Greenstein recently visited some of Peru's northern growing regions including Piura, and explained there was "tremendous crop failure and loss of production" due to the flooding.
"Those growers were not able to really manage what they needed to do from an agronomy protocol to prepare for this season, and the effect of that is substantially less set in these vineyards," he said.
"When you talk specific major growers in those northern areas of Peru, there were expectations three or four months ago that they would be down 30-40% - our indication says that it’s now going to be closer to 50-60%."
He expected volumes of seedless grapes to be slightly more affected than Red Globes - the predominant variety in the country.
Carlos Zamorano, who heads up Peru's table grape grower body Provid, earlier this month estimated that total volumes from the country would be 30% down year-on-year.

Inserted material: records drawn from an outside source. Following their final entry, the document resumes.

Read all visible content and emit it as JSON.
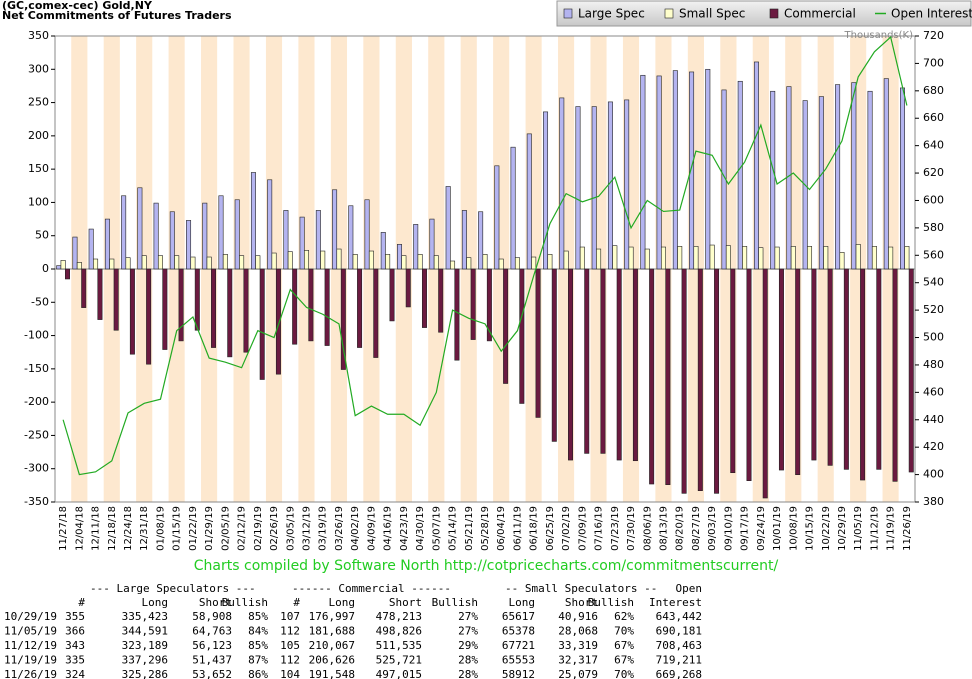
{
  "chart_data": {
    "type": "bar",
    "title": "(GC,comex-cec) Gold,NY",
    "subtitle": "Net Commitments of Futures Traders",
    "y2_label": "Thousands(K)",
    "credit": "Charts compiled by Software North  http://cotpricecharts.com/commitmentscurrent/",
    "categories": [
      "11/27/18",
      "12/04/18",
      "12/11/18",
      "12/18/18",
      "12/24/18",
      "12/31/18",
      "01/08/19",
      "01/15/19",
      "01/22/19",
      "01/29/19",
      "02/05/19",
      "02/12/19",
      "02/19/19",
      "02/26/19",
      "03/05/19",
      "03/12/19",
      "03/19/19",
      "03/26/19",
      "04/02/19",
      "04/09/19",
      "04/16/19",
      "04/23/19",
      "04/30/19",
      "05/07/19",
      "05/14/19",
      "05/21/19",
      "05/28/19",
      "06/04/19",
      "06/11/19",
      "06/18/19",
      "06/25/19",
      "07/02/19",
      "07/09/19",
      "07/16/19",
      "07/23/19",
      "07/30/19",
      "08/06/19",
      "08/13/19",
      "08/20/19",
      "08/27/19",
      "09/03/19",
      "09/10/19",
      "09/17/19",
      "09/24/19",
      "10/01/19",
      "10/08/19",
      "10/15/19",
      "10/22/19",
      "10/29/19",
      "11/05/19",
      "11/12/19",
      "11/19/19",
      "11/26/19"
    ],
    "series": [
      {
        "name": "Large Spec",
        "type": "bar",
        "color": "#b4b4f0",
        "values": [
          5,
          48,
          60,
          75,
          110,
          122,
          99,
          86,
          73,
          99,
          110,
          104,
          145,
          134,
          88,
          78,
          88,
          119,
          95,
          104,
          55,
          37,
          67,
          75,
          124,
          88,
          86,
          155,
          183,
          203,
          236,
          257,
          244,
          244,
          251,
          254,
          291,
          290,
          298,
          296,
          300,
          269,
          282,
          311,
          267,
          274,
          253,
          259,
          277,
          280,
          267,
          286,
          272
        ]
      },
      {
        "name": "Small Spec",
        "type": "bar",
        "color": "#ffffcc",
        "values": [
          13,
          10,
          15,
          15,
          17,
          20,
          20,
          20,
          18,
          18,
          22,
          20,
          20,
          24,
          26,
          28,
          27,
          30,
          22,
          27,
          22,
          20,
          22,
          20,
          12,
          17,
          22,
          15,
          17,
          18,
          22,
          27,
          33,
          30,
          35,
          33,
          30,
          33,
          34,
          34,
          36,
          35,
          34,
          32,
          33,
          34,
          34,
          34,
          25,
          37,
          34,
          33,
          34
        ]
      },
      {
        "name": "Commercial",
        "type": "bar",
        "color": "#6b1a40",
        "values": [
          -15,
          -58,
          -76,
          -92,
          -128,
          -143,
          -121,
          -108,
          -92,
          -118,
          -132,
          -125,
          -166,
          -158,
          -113,
          -108,
          -115,
          -151,
          -118,
          -133,
          -78,
          -57,
          -88,
          -95,
          -137,
          -106,
          -108,
          -172,
          -202,
          -223,
          -259,
          -287,
          -277,
          -277,
          -287,
          -288,
          -323,
          -324,
          -337,
          -333,
          -337,
          -306,
          -318,
          -344,
          -302,
          -309,
          -287,
          -295,
          -301,
          -317,
          -301,
          -319,
          -305
        ]
      },
      {
        "name": "Open Interest",
        "type": "line",
        "axis": "y2",
        "color": "#22aa22",
        "values": [
          440,
          400,
          402,
          410,
          445,
          452,
          455,
          505,
          515,
          485,
          482,
          478,
          505,
          500,
          535,
          522,
          517,
          510,
          443,
          450,
          444,
          444,
          436,
          460,
          520,
          514,
          510,
          490,
          505,
          545,
          583,
          605,
          599,
          603,
          617,
          580,
          600,
          592,
          593,
          636,
          633,
          612,
          628,
          655,
          612,
          620,
          608,
          623,
          643.442,
          690.181,
          708.463,
          719.211,
          669.268
        ]
      }
    ],
    "ylim": [
      -350,
      350
    ],
    "yticks": [
      -350,
      -300,
      -250,
      -200,
      -150,
      -100,
      -50,
      0,
      50,
      100,
      150,
      200,
      250,
      300,
      350
    ],
    "y2lim": [
      380,
      720
    ],
    "y2ticks": [
      380,
      400,
      420,
      440,
      460,
      480,
      500,
      520,
      540,
      560,
      580,
      600,
      620,
      640,
      660,
      680,
      700,
      720
    ],
    "band_colors": [
      "#ffffff",
      "#fde8cf"
    ],
    "table": {
      "group_headers": [
        "--- Large Speculators ---",
        "------ Commercial ------",
        "-- Small Speculators --",
        "Open"
      ],
      "columns": [
        "#",
        "Long",
        "Short",
        "Bullish",
        "#",
        "Long",
        "Short",
        "Bullish",
        "Long",
        "Short",
        "Bullish",
        "Interest"
      ],
      "rows": [
        [
          "10/29/19",
          "355",
          "335,423",
          "58,908",
          "85%",
          "107",
          "176,997",
          "478,213",
          "27%",
          "65617",
          "40,916",
          "62%",
          "643,442"
        ],
        [
          "11/05/19",
          "366",
          "344,591",
          "64,763",
          "84%",
          "112",
          "181,688",
          "498,826",
          "27%",
          "65378",
          "28,068",
          "70%",
          "690,181"
        ],
        [
          "11/12/19",
          "343",
          "323,189",
          "56,123",
          "85%",
          "105",
          "210,067",
          "511,535",
          "29%",
          "67721",
          "33,319",
          "67%",
          "708,463"
        ],
        [
          "11/19/19",
          "335",
          "337,296",
          "51,437",
          "87%",
          "112",
          "206,626",
          "525,721",
          "28%",
          "65553",
          "32,317",
          "67%",
          "719,211"
        ],
        [
          "11/26/19",
          "324",
          "325,286",
          "53,652",
          "86%",
          "104",
          "191,548",
          "497,015",
          "28%",
          "58912",
          "25,079",
          "70%",
          "669,268"
        ]
      ]
    }
  }
}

"Up until now that northern region of Peru has really built significant momentum. It's been sending increased volumes of seedless grape varieties into the U.S. market, in late November, December and all the way through January, and we are going to see substantially less volume this year," Greenstein said.
It could be another year or two before growers can fully recover, he added.
The representative also said California's season would end up shorter than normal due to the hot summer temperatures, and questioned whether or not the industry would make it until the end of the year.
He said the situations in California, Peru and Chile meant there should be an "incredibly strong market" in December and especially in January before the larger volumes of central Chilean grapes arrive.
However, he emphasized this outcome was by no means guaranteed.
"Markets get set because of initial volumes, but markets flow based on retail support," he said.
"You could have substantially less volume, but if you scare your retailers into not promoting table grapes in December or January you can take a very short market and turn it into a very long market pretty quickly."
He said this situation may well occur if importers set their prices too high.
Table grape production is expected to be more normal from southern Peru and central Chile, with the latter having received a good amount of rainfall and snowfall over the winter period.